Four excavation areas (F1–4; Fig. 1) were opened in an area, which was apparently used for cultivation by the adjacent settlement in antiquity and continued to be used for this purpose by the residents of the Arab village, located on the ruin until 1948. The remains uncovered in the four excavated areas were indicative of agricultural activity. No previous excavation was ever conducted at the site, which was, however, surveyed (Archaeological Survey of the Hill Country of Benjamin, 1993, Site 2) and more than half of the collected ceramic finds dated to the Hellenistic and Roman periods, at which time the site was probably inhabited.
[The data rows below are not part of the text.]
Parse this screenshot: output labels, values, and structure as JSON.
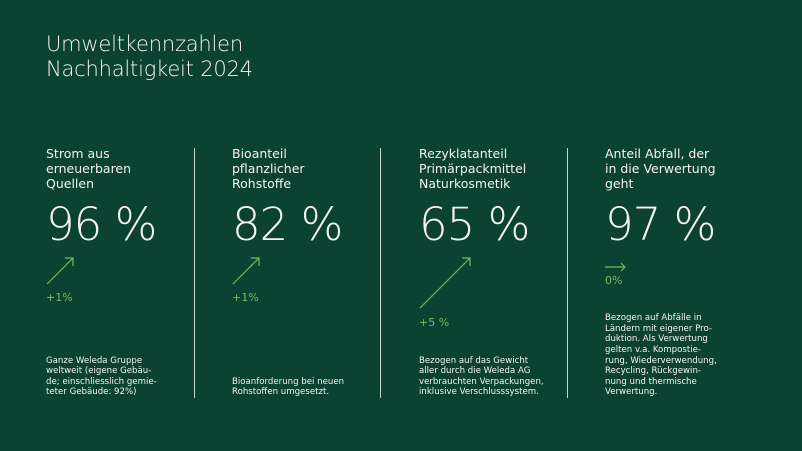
{
  "title": {
    "line1": "Umweltkennzahlen",
    "line2": "Nachhaltigkeit 2024"
  },
  "colors": {
    "background": "#0b4232",
    "accent": "#72bd5e",
    "text": "#f3f4ee"
  },
  "kpis": [
    {
      "label": [
        "Strom aus",
        "erneuerbaren",
        "Quellen"
      ],
      "value": "96 %",
      "trend_icon": "arrow-up-right-icon",
      "change": "+1%",
      "note": [
        "Ganze Weleda Gruppe",
        "weltweit (eigene Gebäu-",
        "de; einschliesslich gemie-",
        "teter Gebäude: 92%)"
      ]
    },
    {
      "label": [
        "Bioanteil",
        "pflanzlicher",
        "Rohstoffe"
      ],
      "value": "82 %",
      "trend_icon": "arrow-up-right-icon",
      "change": "+1%",
      "note": [
        "Bioanforderung bei neuen",
        "Rohstoffen umgesetzt."
      ]
    },
    {
      "label": [
        "Rezyklatanteil",
        "Primärpackmittel",
        "Naturkosmetik"
      ],
      "value": "65 %",
      "trend_icon": "arrow-up-right-icon",
      "change": "+5 %",
      "note": [
        "Bezogen auf das Gewicht",
        "aller durch die Weleda AG",
        "verbrauchten Verpackungen,",
        "inklusive Verschlusssystem."
      ]
    },
    {
      "label": [
        "Anteil Abfall, der",
        "in die Verwertung",
        "geht"
      ],
      "value": "97 %",
      "trend_icon": "arrow-right-icon",
      "change": "0%",
      "note": [
        "Bezogen auf Abfälle in",
        "Ländern mit eigener Pro-",
        "duktion. Als Verwertung",
        "gelten v.a. Kompostie-",
        "rung, Wiederverwendung,",
        "Recycling, Rückgewin-",
        "nung und thermische",
        "Verwertung."
      ]
    }
  ]
}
Area F1. An ancient road, running in a general north–south direction for a distance of c. 30 m, was discovered (Fig. 2). It had an average width of 3 m and was delimited on both sides by walls (W205, W206), built of medium-sized fieldstones and founded on natural bedrock terraces. Two probe trenches (2 m wide) were excavated perpendicular to the road (Fig. 3). Below surface and next to W206 in the southern trench three cooking pots that dated to the Hasmonean-Early Roman period were discovered (Fig. 4). The pots were in situ and sufficiently well preserved to be restored. Their presence in the middle of the road was unclear. To ascertain that the pots were not found inside an earlier building, the northern probe trench was excavated c. 3 m away, revealing solely the road bedding and no diagnostic ceramic finds. The width of the road, the method of its construction and its geographic location indicate that it functioned as a secondary farm road between two adjacent settlements, perhaps Horbat Shelat and Khirbat Badd ‘Isa. As such, it was part of the agricultural road network in the region. A similar road, branching off from the main Roman road from Lod to Jerusalem and going in the direction of Khirbat Badd ‘Isa, was identified in the past by Magen (Magen Y., Zionit Y. and Sirkis A. Qiryat Sefer – A Jewish Town and Synagogue from the Second Temple Period. Qadmoniot 117:25 [Hebrew]).
Area F2. An east–west oriented wall (length 50 m, width 1.2–1.4 m, height 1.2 m) was cleaned in this area. It was probably a terrace wall built by the residents of the adjacent Arab village, using ancient masonry stones. Numerous clearance stones were heaped on top of the wall.
Area F3. The southern part of a watchman’s booth (Fig. 5) was excavated. It was enclosed in the south by a wall (W209; length 4.5 m, width 0.8–0.9 m, height 0.1–0.5 m) built of two stone rows; the exterior row consisted of large stones (0.5 × 0.7 m) and the interior one comprised small stones. Once the watchman’s booth was no longer in use a clearance heap, containing stones gathered from the nearby agricultural plots, was piled on top of it.
Area F4. A stone clearance heap (diam. 3.2 m, height 0.8 m), piled on top of a large bedrock outcrop and delimited on all sides by walls built of large fieldstones, was cleaned.